The resource guides also highlight the impossibility of being a teen parent, showing that they do not fit in heteronormative temporality, or the vision of a successful future: “Teenage women have a high probability of raising children alone—they often do not marry at all” (USOE JH 42). Teenage mothers may not be able to access marriage; they have been displaced from the traditional heterosexual time frame of marrying after adolescence and having children after marriage. Another example discusses their intellectual future: “When young teens become parents, they find it is much more difficult for them to continue their education” (USOE HS 15). A middle-class notion appears of establishing an education and then marriage, with the assumption that students have access to continued education. Many middle-class ideals are presented in the documents, such as the assumption that these adolescents do not have STIs, HIV, or children. Also, especially in the high school guide, case studies or hypothetical situations are presented for students to imagine, such as a “self-esteem thinking exercise” where students rate themselves from 1-10 on achievement and effort. In this exercise, the situations that students should envision are things like: “Playing the piano,” “using computers,” and “being happy/smiling” (USOE HS 22).

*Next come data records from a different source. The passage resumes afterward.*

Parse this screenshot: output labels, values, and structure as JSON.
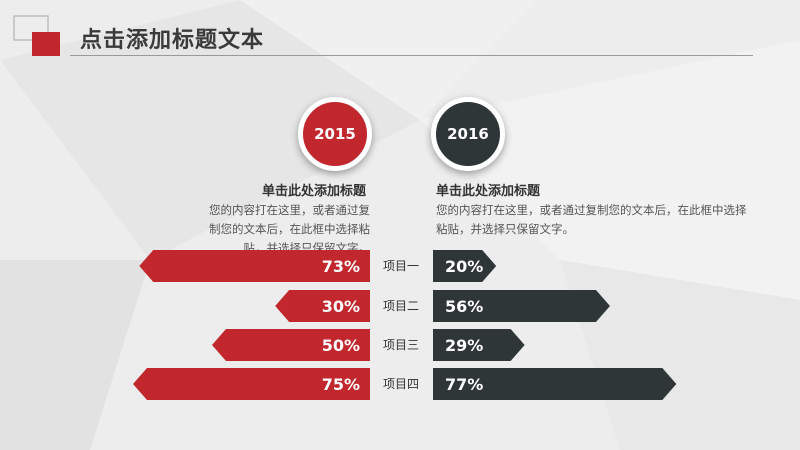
{
  "header": {
    "title": "点击添加标题文本"
  },
  "columns": [
    {
      "year": "2015",
      "heading": "单击此处添加标题",
      "text": "您的内容打在这里，或者通过复制您的文本后，在此框中选择粘贴，并选择只保留文字。",
      "color": "#c1272d"
    },
    {
      "year": "2016",
      "heading": "单击此处添加标题",
      "text": "您的内容打在这里，或者通过复制您的文本后，在此框中选择粘贴，并选择只保留文字。",
      "color": "#2f3638"
    }
  ],
  "chart_data": {
    "type": "bar",
    "categories": [
      "项目一",
      "项目二",
      "项目三",
      "项目四"
    ],
    "series": [
      {
        "name": "2015",
        "values": [
          73,
          30,
          50,
          75
        ],
        "color": "#c1272d"
      },
      {
        "name": "2016",
        "values": [
          20,
          56,
          29,
          77
        ],
        "color": "#2f3638"
      }
    ],
    "value_suffix": "%"
  }
}
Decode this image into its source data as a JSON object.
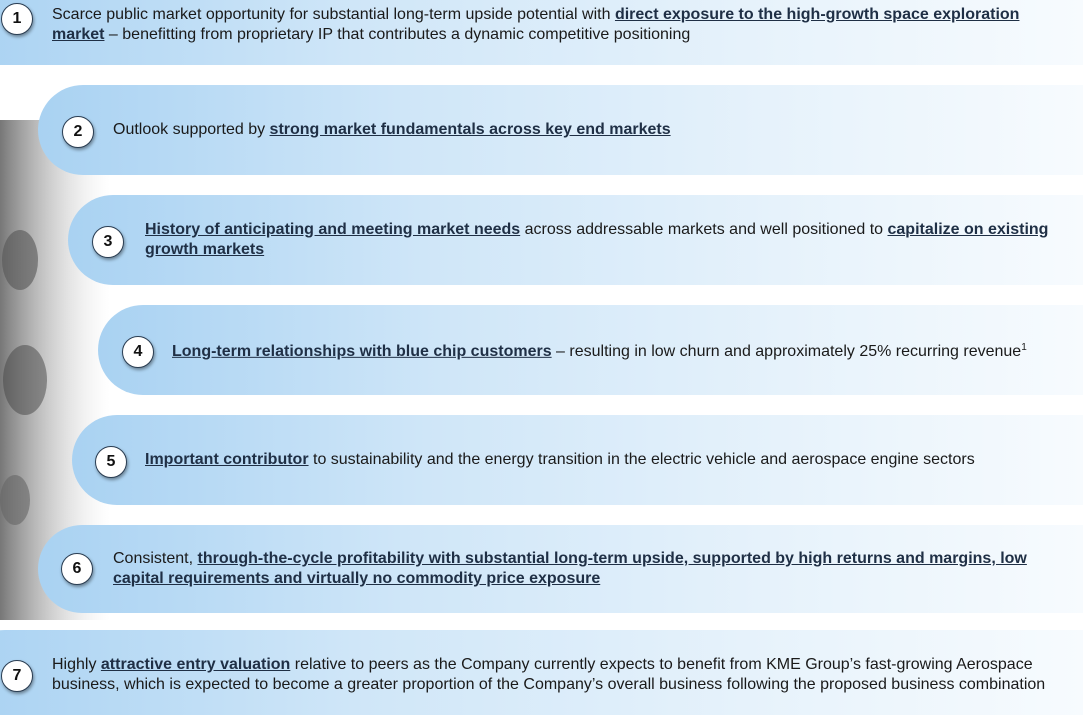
{
  "items": [
    {
      "number": "1",
      "segments": [
        {
          "text": "Scarce public market opportunity for substantial long-term upside potential with "
        },
        {
          "text": "direct exposure to the high-growth space exploration market",
          "strong": true
        },
        {
          "text": " – benefitting from proprietary IP that contributes a dynamic competitive positioning"
        }
      ]
    },
    {
      "number": "2",
      "segments": [
        {
          "text": "Outlook supported by "
        },
        {
          "text": "strong market fundamentals across key end markets",
          "strong": true
        }
      ]
    },
    {
      "number": "3",
      "segments": [
        {
          "text": "History of anticipating and meeting market needs",
          "strong": true
        },
        {
          "text": " across addressable markets and well positioned to "
        },
        {
          "text": "capitalize on existing growth markets",
          "strong": true
        }
      ]
    },
    {
      "number": "4",
      "segments": [
        {
          "text": "Long-term relationships with blue chip customers",
          "strong": true
        },
        {
          "text": " – resulting in low churn and approximately 25% recurring revenue"
        },
        {
          "text": "1",
          "sup": true
        }
      ]
    },
    {
      "number": "5",
      "segments": [
        {
          "text": "Important contributor",
          "strong": true
        },
        {
          "text": " to sustainability and the energy transition in the electric vehicle and aerospace engine sectors"
        }
      ]
    },
    {
      "number": "6",
      "segments": [
        {
          "text": "Consistent, "
        },
        {
          "text": "through-the-cycle profitability with substantial long-term upside, supported by high returns and margins, low capital requirements and virtually no commodity price exposure",
          "strong": true
        }
      ]
    },
    {
      "number": "7",
      "segments": [
        {
          "text": "Highly "
        },
        {
          "text": "attractive entry valuation",
          "strong": true
        },
        {
          "text": " relative to peers as the Company currently expects to benefit from KME Group’s fast-growing Aerospace business, which is expected to become a greater proportion of the Company’s overall business following the proposed business combination"
        }
      ]
    }
  ]
}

Many of these activities are privileged ones, indicating the creators’ assumptions about the student demographic. In the sex education documents, heteronormative temporality is built on “middle-class logic,” as Halberstam discusses, defining its realm in opposition to a realm of adolescent sex and working-class teen parents who cannot achieve financial stability. A clear binary is established through the lexical cohesion of heteronormative temporality versus sex. Middle-class logic furthers the rhetoric of heteronormativity, which queer linguistics and CDA tools help reveal as the perceived “moral” side of the binary, opposed to the apparently depraved realm of sex outside marriage, erasing everything external to this dichotomy.